7. Materials, equipment and premises used for production:
– Electric mixer
– Baking trays
– Biscuit bakery
8. Notes on traditionalism, homogeneity of spread and persistence of production rules over time:
Tartufi Dolci della Calvana are inspired and named after the traditions of the territory. The basic idea is to make something kept soft by the use of locally produced olive oil and bring a hint of quality to a typical peasant recipe from Calvana, an area with ancient settlements where the history of agricultural sharecropping and wealthy nobility are interwoven, creating a fascinating meeting point of taste. It was in these big farm kitchens that they met, on one side the simplicity and creativity of the peasants, on the other, the curiosity and flavours of global travels. The oven and baking method, housewives’ secrets, marry with taste and accent the ingredients used, from season to season.

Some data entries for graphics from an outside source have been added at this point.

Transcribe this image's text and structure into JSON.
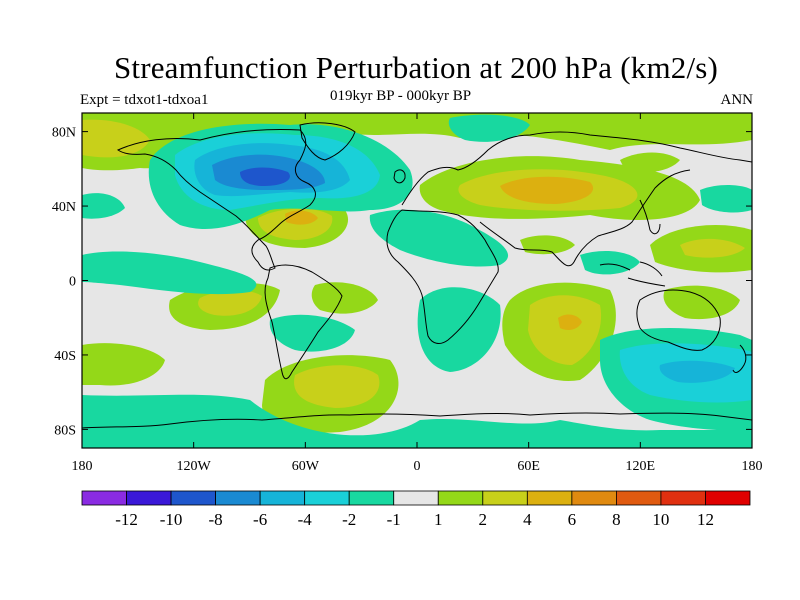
{
  "title": "Streamfunction Perturbation at 200 hPa (km2/s)",
  "subtitle": "019kyr BP - 000kyr BP",
  "experiment_label": "Expt = tdxot1-tdxoa1",
  "season_label": "ANN",
  "colors": {
    "background": "#e6e6e6",
    "coastline": "#000000",
    "frame": "#000000"
  },
  "chart_data": {
    "type": "contour_map",
    "title": "Streamfunction Perturbation at 200 hPa (km2/s)",
    "units": "km2/s",
    "projection": "cylindrical equidistant",
    "lon_range": [
      180,
      540
    ],
    "lat_range": [
      -90,
      90
    ],
    "x_ticks": [
      {
        "value": 180,
        "label": "180"
      },
      {
        "value": 240,
        "label": "120W"
      },
      {
        "value": 300,
        "label": "60W"
      },
      {
        "value": 360,
        "label": "0"
      },
      {
        "value": 420,
        "label": "60E"
      },
      {
        "value": 480,
        "label": "120E"
      },
      {
        "value": 540,
        "label": "180"
      }
    ],
    "y_ticks": [
      {
        "value": 80,
        "label": "80N"
      },
      {
        "value": 40,
        "label": "40N"
      },
      {
        "value": 0,
        "label": "0"
      },
      {
        "value": -40,
        "label": "40S"
      },
      {
        "value": -80,
        "label": "80S"
      }
    ],
    "colorbar": {
      "boundary_labels": [
        "-12",
        "-10",
        "-8",
        "-6",
        "-4",
        "-2",
        "-1",
        "1",
        "2",
        "4",
        "6",
        "8",
        "10",
        "12"
      ],
      "colors": [
        "#8a2be2",
        "#3a18d8",
        "#1e56cc",
        "#1a8ad2",
        "#16b4d8",
        "#1ad0d8",
        "#18d8a0",
        "#e6e6e6",
        "#94d818",
        "#c8d01a",
        "#dcb010",
        "#e08a10",
        "#e05a10",
        "#e03010",
        "#e00000"
      ]
    },
    "anomalies": [
      {
        "name": "North America / Greenland low",
        "lon": 277,
        "lat": 50,
        "value": -9
      },
      {
        "name": "Central Asia high",
        "lon": 440,
        "lat": 50,
        "value": 6
      },
      {
        "name": "Caribbean high",
        "lon": 288,
        "lat": 30,
        "value": 5
      },
      {
        "name": "Indian Ocean high",
        "lon": 440,
        "lat": -20,
        "value": 5
      },
      {
        "name": "South Atlantic high",
        "lon": 318,
        "lat": -55,
        "value": 4
      },
      {
        "name": "South Pacific high",
        "lon": 235,
        "lat": -20,
        "value": 3
      },
      {
        "name": "South Indian Ocean low",
        "lon": 495,
        "lat": -45,
        "value": -3
      }
    ]
  }
}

There are two variations of this flavourful chocolate biscuit, one of which, with a mix of chestnut flour and a touch of Aleatico wine harks back to those who would “rejoice the heart and mind of Galileo with juice of the grape” cultivated on the hills of Sofignano in the Vineyard of Venus. Galileo particularly liked these biscuits and they are still made in his memory today.
Flavours of Calvana and pleasures of the table, the product is part of a taste journey that travels back in time and past the bountiful table of Buonamici di Sofignano, owner of the S.Gaudenzio villa and farm. It was a pleasure of the palate during the villeggiatura, appearing in banquets with Agnolo Firenzuola in the 16th century and Napoleon’s French generals between the 18th and 19th centuries.
It marries simplicity and abundance, which in Sofignano are part of a traditional festival that has been celebrated every June 26 for three and a half centuries.
Above all, it’s about the simplicity of traditional tastes joined with sophisticated flavours, shaped by the fashions of the era and the triumphant arrival of chocolate and coffee to the villa in the 18th century and the influence of Mamluk Mustafa Effendi, who, from 1825-1835, was a guest with the Buonamici family and the star of the villeggiatura to Sofignano
Annual production sits at around 840kg, primarily bought in store by local consumers. At the moment, Tartufi dolci della Calvana are only made by one bakery in Vaiano.
The product can be tried at Re Tartufo – Mercatino, animazioni e Convivio del tartufo autentico della Calvana Festival (End of November/beginning of December).